Our extensive assessments of aspects of patients’ lives, which may impact their hypertension outcomes, is consistent with other recent calls for a more patient-centered focus.30-33 Indeed, data from Weiner et al31 demonstrate that clinicians make fewer errors (and patients have better outcomes) when clinicians or health educators account for patients’ cues about possible contextual barriers to chronic disease self-management. While results from our model including only context showed that it significantly predicted BP control, we found that beliefs had additional impact on the outcome after accounting for context. Our results support the notion that while patients may benefit from providers’ attention to cues about patients’ context, that is added value only after attending to their beliefs.

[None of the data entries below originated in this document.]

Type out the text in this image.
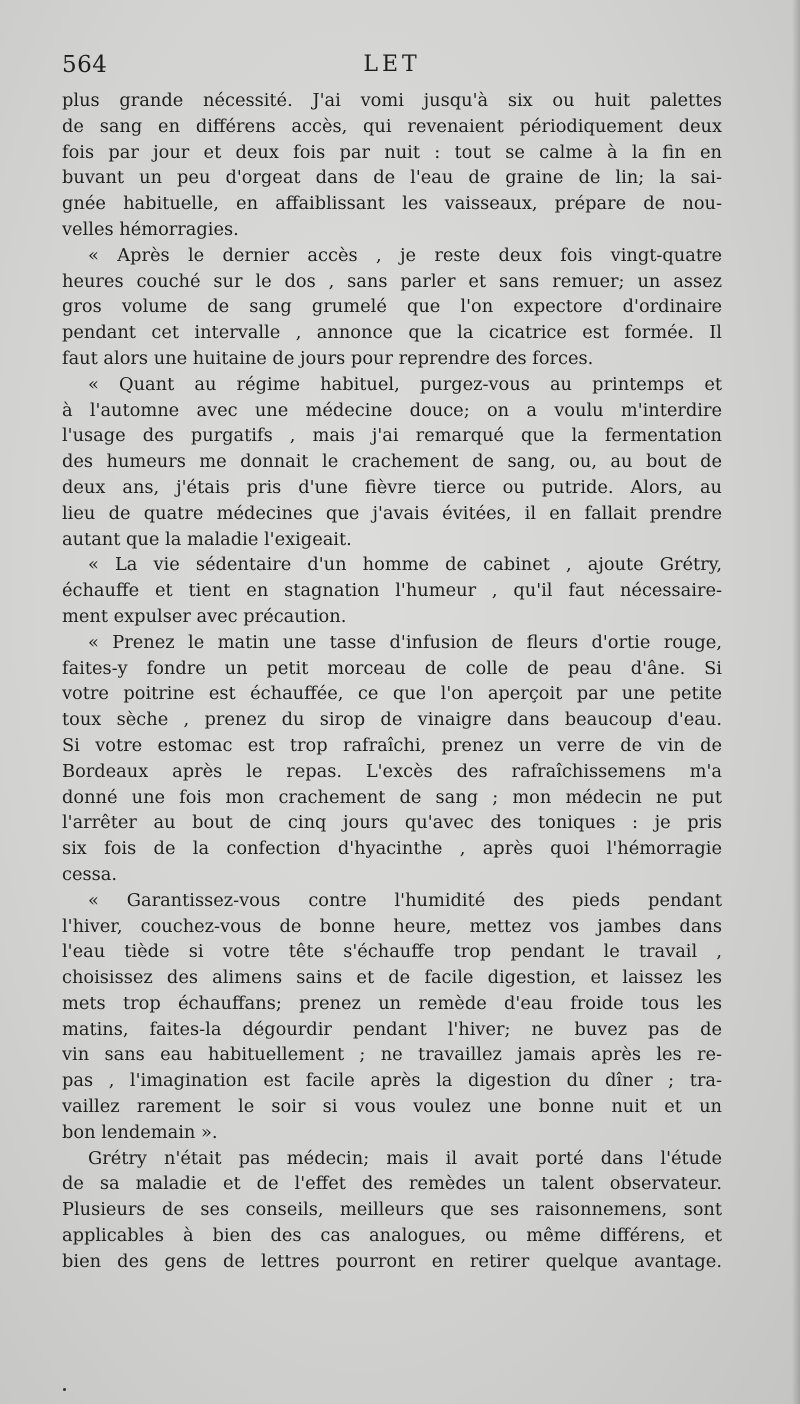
564	LET
plus grande nécessité. J'ai vomi jusqu'à six ou huit palettes
de sang en différens accès, qui revenaient périodiquement deux
fois par jour et deux fois par nuit : tout se calme à la fin en
buvant un peu d'orgeat dans de l'eau de graine de lin; la sai-
gnée habituelle, en affaiblissant les vaisseaux, prépare de nou-
velles hémorragies.
« Après le dernier accès , je reste deux fois vingt-quatre
heures couché sur le dos , sans parler et sans remuer; un assez
gros volume de sang grumelé que l'on expectore d'ordinaire
pendant cet intervalle , annonce que la cicatrice est formée. Il
faut alors une huitaine de jours pour reprendre des forces.
« Quant au régime habituel, purgez-vous au printemps et
à l'automne avec une médecine douce; on a voulu m'interdire
l'usage des purgatifs , mais j'ai remarqué que la fermentation
des humeurs me donnait le crachement de sang, ou, au bout de
deux ans, j'étais pris d'une fièvre tierce ou putride. Alors, au
lieu de quatre médecines que j'avais évitées, il en fallait prendre
autant que la maladie l'exigeait.
« La vie sédentaire d'un homme de cabinet , ajoute Grétry,
échauffe et tient en stagnation l'humeur , qu'il faut nécessaire-
ment expulser avec précaution.
« Prenez le matin une tasse d'infusion de fleurs d'ortie rouge,
faites-y fondre un petit morceau de colle de peau d'âne. Si
votre poitrine est échauffée, ce que l'on aperçoit par une petite
toux sèche , prenez du sirop de vinaigre dans beaucoup d'eau.
Si votre estomac est trop rafraîchi, prenez un verre de vin de
Bordeaux après le repas. L'excès des rafraîchissemens m'a
donné une fois mon crachement de sang ; mon médecin ne put
l'arrêter au bout de cinq jours qu'avec des toniques : je pris
six fois de la confection d'hyacinthe , après quoi l'hémorragie
cessa.
« Garantissez-vous contre l'humidité des pieds pendant
l'hiver, couchez-vous de bonne heure, mettez vos jambes dans
l'eau tiède si votre tête s'échauffe trop pendant le travail ,
choisissez des alimens sains et de facile digestion, et laissez les
mets trop échauffans; prenez un remède d'eau froide tous les
matins, faites-la dégourdir pendant l'hiver; ne buvez pas de
vin sans eau habituellement ; ne travaillez jamais après les re-
pas , l'imagination est facile après la digestion du dîner ; tra-
vaillez rarement le soir si vous voulez une bonne nuit et un
bon lendemain ».
Grétry n'était pas médecin; mais il avait porté dans l'étude
de sa maladie et de l'effet des remèdes un talent observateur.
Plusieurs de ses conseils, meilleurs que ses raisonnemens, sont
applicables à bien des cas analogues, ou même différens, et
bien des gens de lettres pourront en retirer quelque avantage.
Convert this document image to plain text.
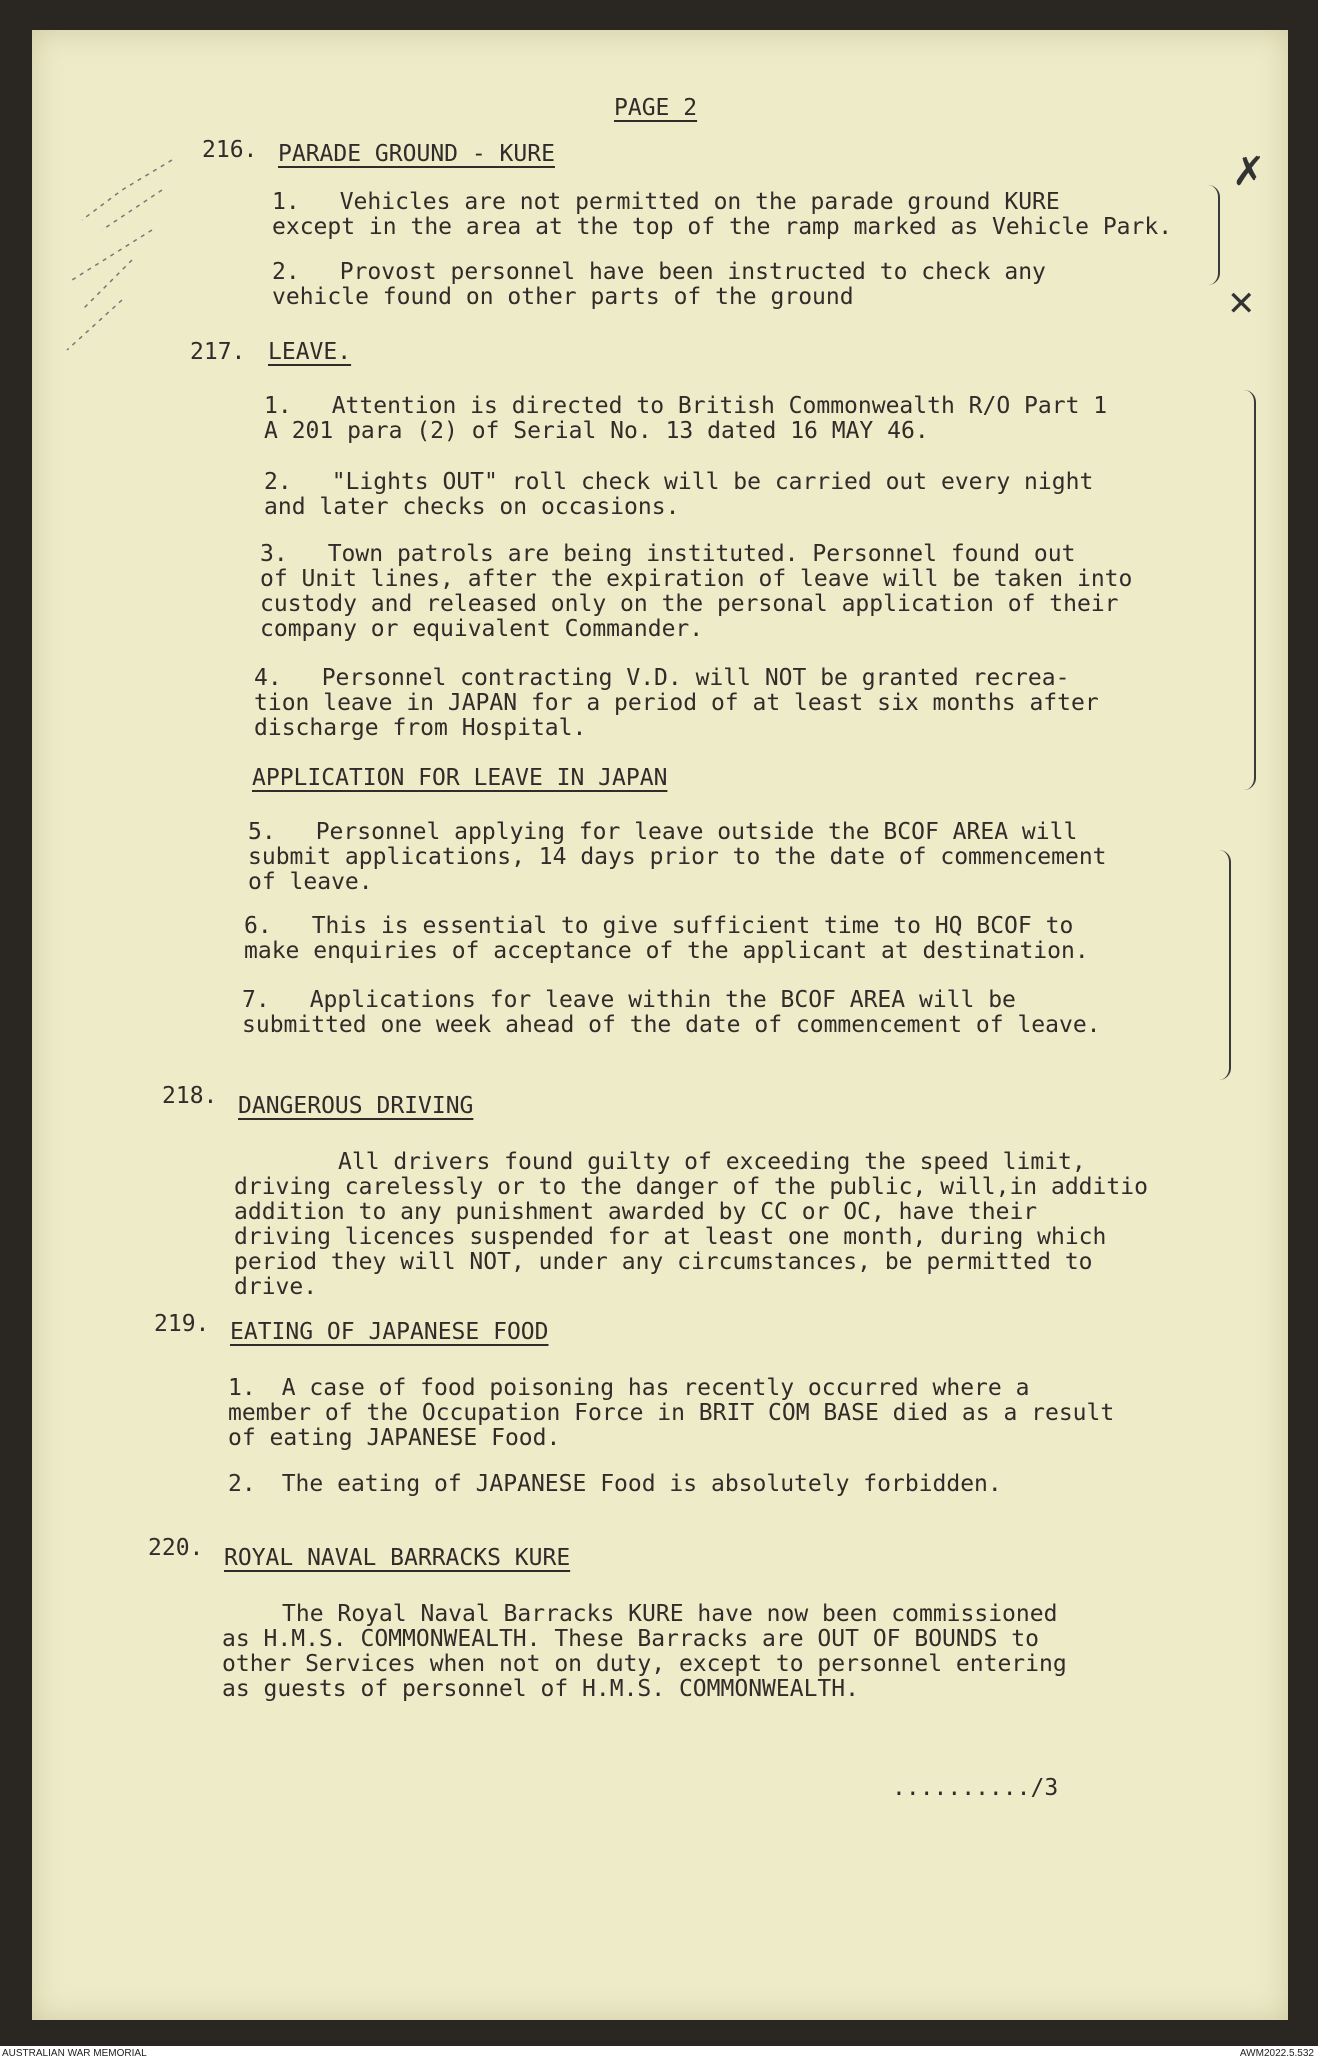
PAGE 2
216. PARADE GROUND - KURE
1. Vehicles are not permitted on the parade ground KURE
except in the area at the top of the ramp marked as Vehicle Park.
2. Provost personnel have been instructed to check any
vehicle found on other parts of the ground
✗
✕
217. LEAVE.
1. Attention is directed to British Commonwealth R/O Part 1
A 201 para (2) of Serial No. 13 dated 16 MAY 46.
2. "Lights OUT" roll check will be carried out every night
and later checks on occasions.
3. Town patrols are being instituted. Personnel found out
of Unit lines, after the expiration of leave will be taken into
custody and released only on the personal application of their
company or equivalent Commander.
4. Personnel contracting V.D. will NOT be granted recrea-
tion leave in JAPAN for a period of at least six months after
discharge from Hospital.
APPLICATION FOR LEAVE IN JAPAN
5. Personnel applying for leave outside the BCOF AREA will
submit applications, 14 days prior to the date of commencement
of leave.
6. This is essential to give sufficient time to HQ BCOF to
make enquiries of acceptance of the applicant at destination.
7. Applications for leave within the BCOF AREA will be
submitted one week ahead of the date of commencement of leave.
218. DANGEROUS DRIVING
All drivers found guilty of exceeding the speed limit,
driving carelessly or to the danger of the public, will,in additio
addition to any punishment awarded by CC or OC, have their
driving licences suspended for at least one month, during which
period they will NOT, under any circumstances, be permitted to
drive.
219. EATING OF JAPANESE FOOD
1. A case of food poisoning has recently occurred where a
member of the Occupation Force in BRIT COM BASE died as a result
of eating JAPANESE Food.
2. The eating of JAPANESE Food is absolutely forbidden.
220. ROYAL NAVAL BARRACKS KURE
The Royal Naval Barracks KURE have now been commissioned
as H.M.S. COMMONWEALTH. These Barracks are OUT OF BOUNDS to
other Services when not on duty, except to personnel entering
as guests of personnel of H.M.S. COMMONWEALTH.
........../3
AUSTRALIAN WAR MEMORIAL	AWM2022.5.532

This study was limited by its relatively small sample size, relatively low response rate (though better than other recent national telephone surveys),and focus on a sample of mostly older male veterans, all of which limit its generalizability. Also, for some patients, we based our assessment of BP control on a single blood pressure reading. Hispanics were particularly reluctant to engage in study participation, despite repeated attempts to recruit them; we are not alone in facing this challenge.24 However, these limitations were offset by an extensive range of measurements on a racially/ethnically diverse sample, and these methods and findings can be replicated in future research with larger and more generalizable samples. Further, our detection of statistically significant findings, even with a limited participant group, provides further evidence for the importance of a new perspective on the relevance of patients’ beliefs to their behaviors and ultimately, their BP outcomes.

Conclusion

In summary, while many clinicians might be familiar with the concept that health beliefs affect patients’ BP outcomes, the results from this study suggest that such beliefs provide additional impact over and above patients’ context, and that efforts to counsel patients about beliefs might have greater value and impact on BP control than the more frequent focus on adherence behaviors. As the organization of health care increasingly changes to models of Accountable Care Organizations subsequent to the implementation of the Affordable Care Act (with payments based on performance such as blood pressure control), clinicians are likely to be increasingly vigilant about ensuring that patients’ BP outcomes are optimized. These findings provide new understandings to help with that process.

Acknowledgments

Funding for this work was received from the Department of Veterans Affairs, Health Services Research and Development grant #IIR 05-062. Dr. Kressin is supported by a Senior Research Career Scientist award from the Department of Veterans Affairs, Health Services Research & Development Service (RCS 02-066-1) and Dr. Fix is supported by VA HSR&D CDA 14-156. The views expressed in this article are those of the authors and do not necessarily represent the views of the Department of Veterans Affairs, or the United States Government.